The way your life looked 10 years ago, and the situation that your estate plan was based upon, was likely a lot different than it looks now. This is why almost every trust we create is revocable, to allow our clients the flexibility to amend the trust as life changes. You are not bound to the decisions you made 10 years ago, and if you have not updated your plan in a while it is time to at least take a look.
Sometimes it makes sense to just amend certain parts of your trust – for instance, to change the Trustees of a trust, to add or delete a gift, to indicate a name change, or to change a specific power of the Trustee. However, sometimes it is advisable to amend the trust in its entirety.
This is called a “restatement” of the trust.

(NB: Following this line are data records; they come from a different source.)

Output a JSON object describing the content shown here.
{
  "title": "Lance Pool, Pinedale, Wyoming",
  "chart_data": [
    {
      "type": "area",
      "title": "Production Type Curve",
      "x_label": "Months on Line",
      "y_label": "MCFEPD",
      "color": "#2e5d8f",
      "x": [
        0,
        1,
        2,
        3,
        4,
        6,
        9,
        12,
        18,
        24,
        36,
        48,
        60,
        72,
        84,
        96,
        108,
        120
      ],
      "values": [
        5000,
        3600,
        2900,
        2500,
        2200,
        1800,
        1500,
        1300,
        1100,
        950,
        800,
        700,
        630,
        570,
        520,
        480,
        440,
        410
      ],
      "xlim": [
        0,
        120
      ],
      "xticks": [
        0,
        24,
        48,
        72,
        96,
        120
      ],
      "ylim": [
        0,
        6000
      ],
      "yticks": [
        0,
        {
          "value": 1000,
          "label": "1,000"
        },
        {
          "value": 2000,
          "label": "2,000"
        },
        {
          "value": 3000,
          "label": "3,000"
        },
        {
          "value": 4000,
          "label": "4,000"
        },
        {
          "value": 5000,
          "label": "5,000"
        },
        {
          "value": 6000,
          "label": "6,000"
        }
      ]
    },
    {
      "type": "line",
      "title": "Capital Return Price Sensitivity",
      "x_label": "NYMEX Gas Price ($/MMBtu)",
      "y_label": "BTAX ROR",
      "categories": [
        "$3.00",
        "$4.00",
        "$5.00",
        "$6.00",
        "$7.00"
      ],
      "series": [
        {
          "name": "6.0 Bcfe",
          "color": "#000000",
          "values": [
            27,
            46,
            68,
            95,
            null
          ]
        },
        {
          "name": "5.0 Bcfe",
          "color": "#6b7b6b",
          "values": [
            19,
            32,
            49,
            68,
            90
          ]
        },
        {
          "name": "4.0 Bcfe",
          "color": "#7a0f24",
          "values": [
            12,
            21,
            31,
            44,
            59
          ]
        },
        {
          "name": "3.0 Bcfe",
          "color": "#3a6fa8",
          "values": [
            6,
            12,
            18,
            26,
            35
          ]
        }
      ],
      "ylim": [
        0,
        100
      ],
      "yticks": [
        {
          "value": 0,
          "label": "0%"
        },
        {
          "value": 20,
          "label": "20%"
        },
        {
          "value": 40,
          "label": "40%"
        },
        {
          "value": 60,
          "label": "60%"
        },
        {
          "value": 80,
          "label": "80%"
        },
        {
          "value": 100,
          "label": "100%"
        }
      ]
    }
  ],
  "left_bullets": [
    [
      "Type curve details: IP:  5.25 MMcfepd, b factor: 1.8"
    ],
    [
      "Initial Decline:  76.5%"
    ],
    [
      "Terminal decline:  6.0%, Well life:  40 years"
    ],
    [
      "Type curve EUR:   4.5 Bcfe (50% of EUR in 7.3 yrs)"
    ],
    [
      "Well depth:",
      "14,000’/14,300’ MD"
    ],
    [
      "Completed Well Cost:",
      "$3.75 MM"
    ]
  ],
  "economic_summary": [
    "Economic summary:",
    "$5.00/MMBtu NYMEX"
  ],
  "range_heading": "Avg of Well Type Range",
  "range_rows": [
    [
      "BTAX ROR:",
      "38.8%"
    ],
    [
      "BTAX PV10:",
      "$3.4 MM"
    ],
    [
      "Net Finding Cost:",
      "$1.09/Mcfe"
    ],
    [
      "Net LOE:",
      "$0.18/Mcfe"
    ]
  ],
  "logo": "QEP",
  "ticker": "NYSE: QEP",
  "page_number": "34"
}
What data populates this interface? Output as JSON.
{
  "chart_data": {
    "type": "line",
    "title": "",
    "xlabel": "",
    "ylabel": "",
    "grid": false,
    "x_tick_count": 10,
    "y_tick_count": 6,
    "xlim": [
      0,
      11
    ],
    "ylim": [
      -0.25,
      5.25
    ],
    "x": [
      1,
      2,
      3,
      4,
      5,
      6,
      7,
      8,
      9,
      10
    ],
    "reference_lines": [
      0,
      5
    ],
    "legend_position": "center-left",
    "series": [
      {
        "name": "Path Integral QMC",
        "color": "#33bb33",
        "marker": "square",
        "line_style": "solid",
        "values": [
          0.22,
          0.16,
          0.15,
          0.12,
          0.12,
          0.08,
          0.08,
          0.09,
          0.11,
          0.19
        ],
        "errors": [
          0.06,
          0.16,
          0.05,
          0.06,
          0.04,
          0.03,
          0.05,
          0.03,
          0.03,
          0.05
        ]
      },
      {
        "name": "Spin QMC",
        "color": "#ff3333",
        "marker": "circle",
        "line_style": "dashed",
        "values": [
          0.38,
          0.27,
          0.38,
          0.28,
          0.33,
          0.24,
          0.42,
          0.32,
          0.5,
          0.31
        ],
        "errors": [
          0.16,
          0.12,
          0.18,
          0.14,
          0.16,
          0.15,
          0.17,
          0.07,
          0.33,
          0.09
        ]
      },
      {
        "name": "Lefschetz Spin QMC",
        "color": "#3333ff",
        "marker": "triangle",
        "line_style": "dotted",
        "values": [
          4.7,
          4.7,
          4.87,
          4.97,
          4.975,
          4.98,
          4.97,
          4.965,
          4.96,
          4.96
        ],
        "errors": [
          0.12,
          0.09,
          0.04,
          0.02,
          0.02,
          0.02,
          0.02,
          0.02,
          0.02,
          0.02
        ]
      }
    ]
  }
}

If you restate a trust, you are not changing the name of the trust or the date that it is established, and you don’t have to retitle or transfer any assets into the trust again.
However, the restatement essentially rewrites the rulebook directing the way that your assets will be managed and distributed. The following are some of the benefits of a restatement that should be considered:
- Clarity of the Estate Plan: If you have several changes to make to the trust agreement, or if you have already executed several partial amendments changing only certain provisions of the larger trust agreement, then you can leave the Trustee and beneficiaries in the position of putting together a puzzle of different documents to determine the full terms of the trust. This leaves the plan more open to challenge if there are any ambiguities between the various amendments. If you are going to be making several changes to the agreement, or if you have already executed several partial amendments, then it may be a good idea to execute a restatement for clarity.
- Privacy: Upon your passing, all beneficiaries and heirs are entitled to receive a copy of the “terms of the trust.” Pursuant to Probate Code §16061.5, if the trust has been restated then the “terms of the trust” includes the restatement and any subsequent partial amendments, but does not include the original trust or any amendment executed before the most recent restatement. If you would prefer that your children and heirs not see prior versions of your trust, this can provide some privacy because the trustee is not obligated to send that information.
- New Law: Our trust documents are frequently modified to keep up with new laws and to include language that we feel may be helpful based on new experience. If it’s been a while since the documents were created, you might consider freshening them up to include current language that might be a benefit to your plan.